Prinsip blue economy harus diimplementasikan dalam berbagai
kebijakan KKP, terutama dalam program percepatan industrialisasi kelautan dan
perikanan. Blue economy merupakan prinsip-prinsip yang harus dipegang dan
kemudian dioperasionalkan dalam industrialisasi kelautan dan perikanan. Konsep
ini selain mampu menciptakan industri kelautan dan perikanan yang ramah
lingkungan, juga dapat melipatgandakan pendapatan, menciptakan kesempatan kerja
dan menggerakan perekonomian masyarakat sekitar. “Untuk itu, KKP akan terus
mendorong para pemangku kepentingan, baik itu pemerintah daerah, dunia usaha,
perguruan tinggi maupun masyarakat luas untuk terus menggali peluang penerapan
blue economy dan strategi operasional dalam industrialisasi kelautan dan
perikanan.
Implementasi Blue Economy
Ekonomi biru meliputi berbagai sektor yang cukup luas seperti
perikanan dan budidaya, pembangunan industri kelautan, wisata bahari, energi
laut serta perlindungan ekosistem laut dan pesisir. Sebagai implementasinya,
KKP berkomitmen penuh untuk meningkatkan produksi dan produktivitas perikanan
budidaya yang berdaya saing, berkeadilan, berkelanjutan diiringi produk yang
memenuhi standar mutu pangan (food safety). Selain itu, KKP juga menerapkan
sertifikasi perbenihan dan pembudidayaan guna menghasilkan produk yang menganut
jaminan mutu. Kemudian, mempercepat pembangunan dan rehabilitasi sarana dan
prasarana budidaya serta mengembangkan kerjasama dan kemitraan dengan perbankan
maupun lembaga pembiayaan lainnya.
Terkait implementasi konsep blue economy, KKP tengah mengembangkan
model industrialisasi rumput laut berbasis blue economy, produk turunan
industri udang dan crustasea, Model industrialisasi Tuna, Tongkol, Cakalang
berbasis ekonomi biru, Minawisata berbasis sumberdaya kelautan dan lain
sebagainya.
Industri pengolahan yang menganut prinsip blue economy sudah
berjalan, hal ini ditandai dengan berdirinya sejumlah pabrik chitosan yang saat
ini terkonsentrasi di Banten dan Jawa Tengah. Menurutnya, terdapat tiga negara
yang potensial dalam menyerap produk-produk turunan tersebut yakni Jepang, Korea dan China. Udang
merupakan salah satu dari komoditi ekspor yang menggiurkan, karena memiliki
peluang pasar dan harganya yang cukup tinggi di pangsa internasional.

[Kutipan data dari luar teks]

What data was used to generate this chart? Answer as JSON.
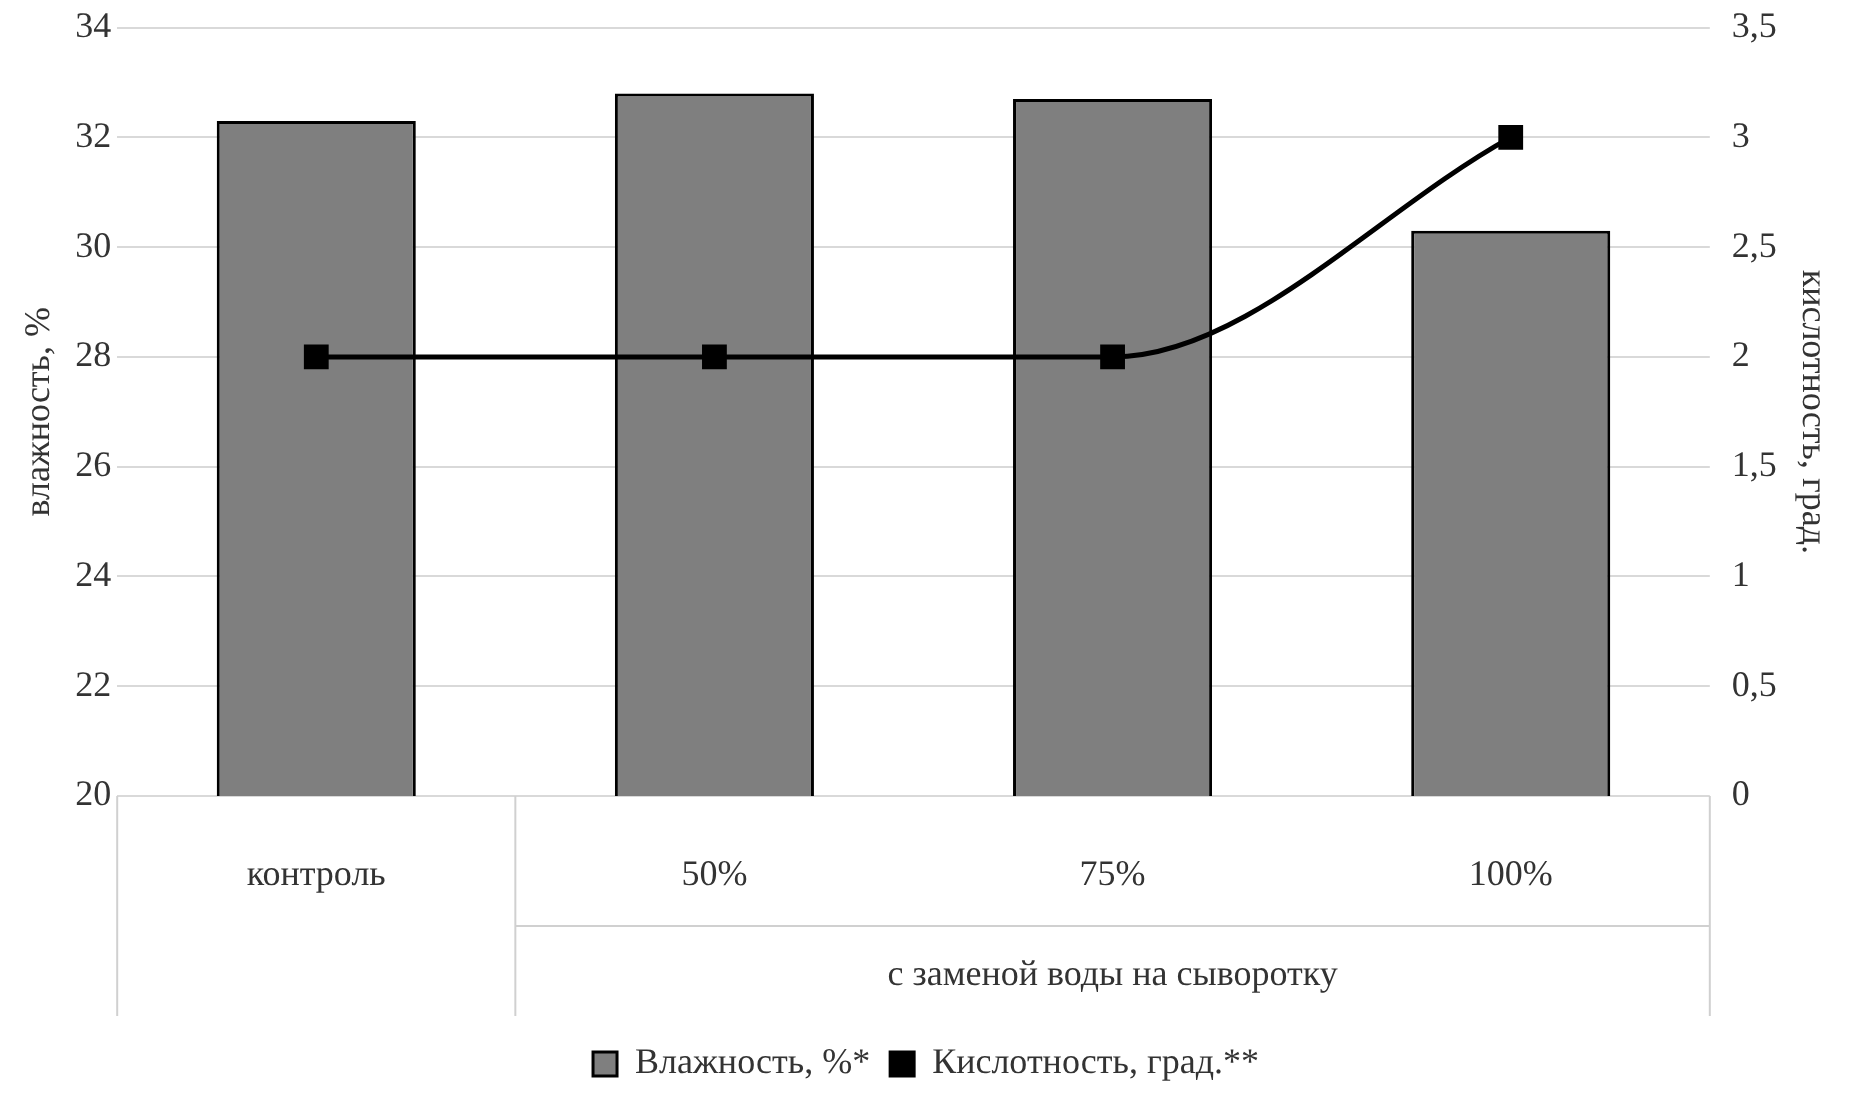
{
  "chart_data": {
    "type": "bar",
    "categories": [
      "контроль",
      "50%",
      "75%",
      "100%"
    ],
    "annotations": [
      "с заменой воды на сыворотку"
    ],
    "ylabel": "влажность, %",
    "y2label": "кислотность, град.",
    "ylim": [
      20,
      34
    ],
    "yticks": [
      20,
      22,
      24,
      26,
      28,
      30,
      32,
      34
    ],
    "y2lim": [
      0,
      3.5
    ],
    "y2ticks": [
      0,
      {
        "value": 0.5,
        "label": "0,5"
      },
      1,
      {
        "value": 1.5,
        "label": "1,5"
      },
      2,
      {
        "value": 2.5,
        "label": "2,5"
      },
      3,
      {
        "value": 3.5,
        "label": "3,5"
      }
    ],
    "series": [
      {
        "name": "Влажность, %*",
        "color": "#7f7f7f",
        "values": [
          32.3,
          32.8,
          32.7,
          30.3
        ]
      },
      {
        "name": "Кислотность, град.**",
        "type": "line",
        "axis": "y2",
        "color": "#000000",
        "values": [
          2,
          2,
          2,
          3
        ]
      }
    ],
    "grid": "y",
    "legend": "bottom",
    "marker": "square",
    "line_style": "solid"
  }
}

Selama ini ekspor udang produk utamanya dalam
bentuk daging, sedangkan kepala dan kulitnya menjadi limbah hasil perikanan
yang tidak memiliki nilai ekonomis. Dengan
filosofi Blue Economy, sisa hasil perikanan tersebut dapat diolah
menjadi berbagai produk turunan bernilai tambah tinggi seperti chitin dan chitosan.
Chitosan merupakan salah satu bahan pengawet ikan selain garam, karena itu
chitosan dapat diaplikasikan terhadap produk perikanan sebagai pengganti formalin
yang terbilang berbahaya. Pemanfaatan kulit udang menjadi edible coating
chitosan bukan saja memberikan nilai tambah pada usaha industri pengolahan,
akan tetapi juga dapat menanggulangi masalah pencemaran lingkungan yang
ditimbulkan.
Kendati tingginya akan permintaan ikan tidak berarti harus
mengeksploitasi sumber daya laut secara berlebihan, tetapi bagaimana dapat
memanfaatkan sumber daya tersebut secara berkelanjutan. Untuk itu, perlu
memulai kemitraan dengan seluruh pemangku kepentingan untuk mengelola sumber
daya perikanan kita secara berkelanjutan. Karena itu, KKP berupaya untuk
mengimplementasikan teknologi ramah lingkungan, baik pada perikanan tangkap maupun
budidaya untuk mendukung industrialisasi perikanan. KKP tengah mengembangkan
teknologi ramah lingkungan seperti, teknologi alat tangkap ikan, instalansi
pendingin dengan menggunakan tekanan air laut sebagai penggerak, instalansi
produksi es balok dengan bahan baku air laut. Pada prinsipnya, Blue economy
akan bersinergi dengan pelaksanaan triple track strategy yakni, program
pro-poor (pengentasan kemiskinan), pro-growth (pertumbuhan), pro-job
(perekrutan tenaga kerja), dan pro-environment (pelestarian lingkungan).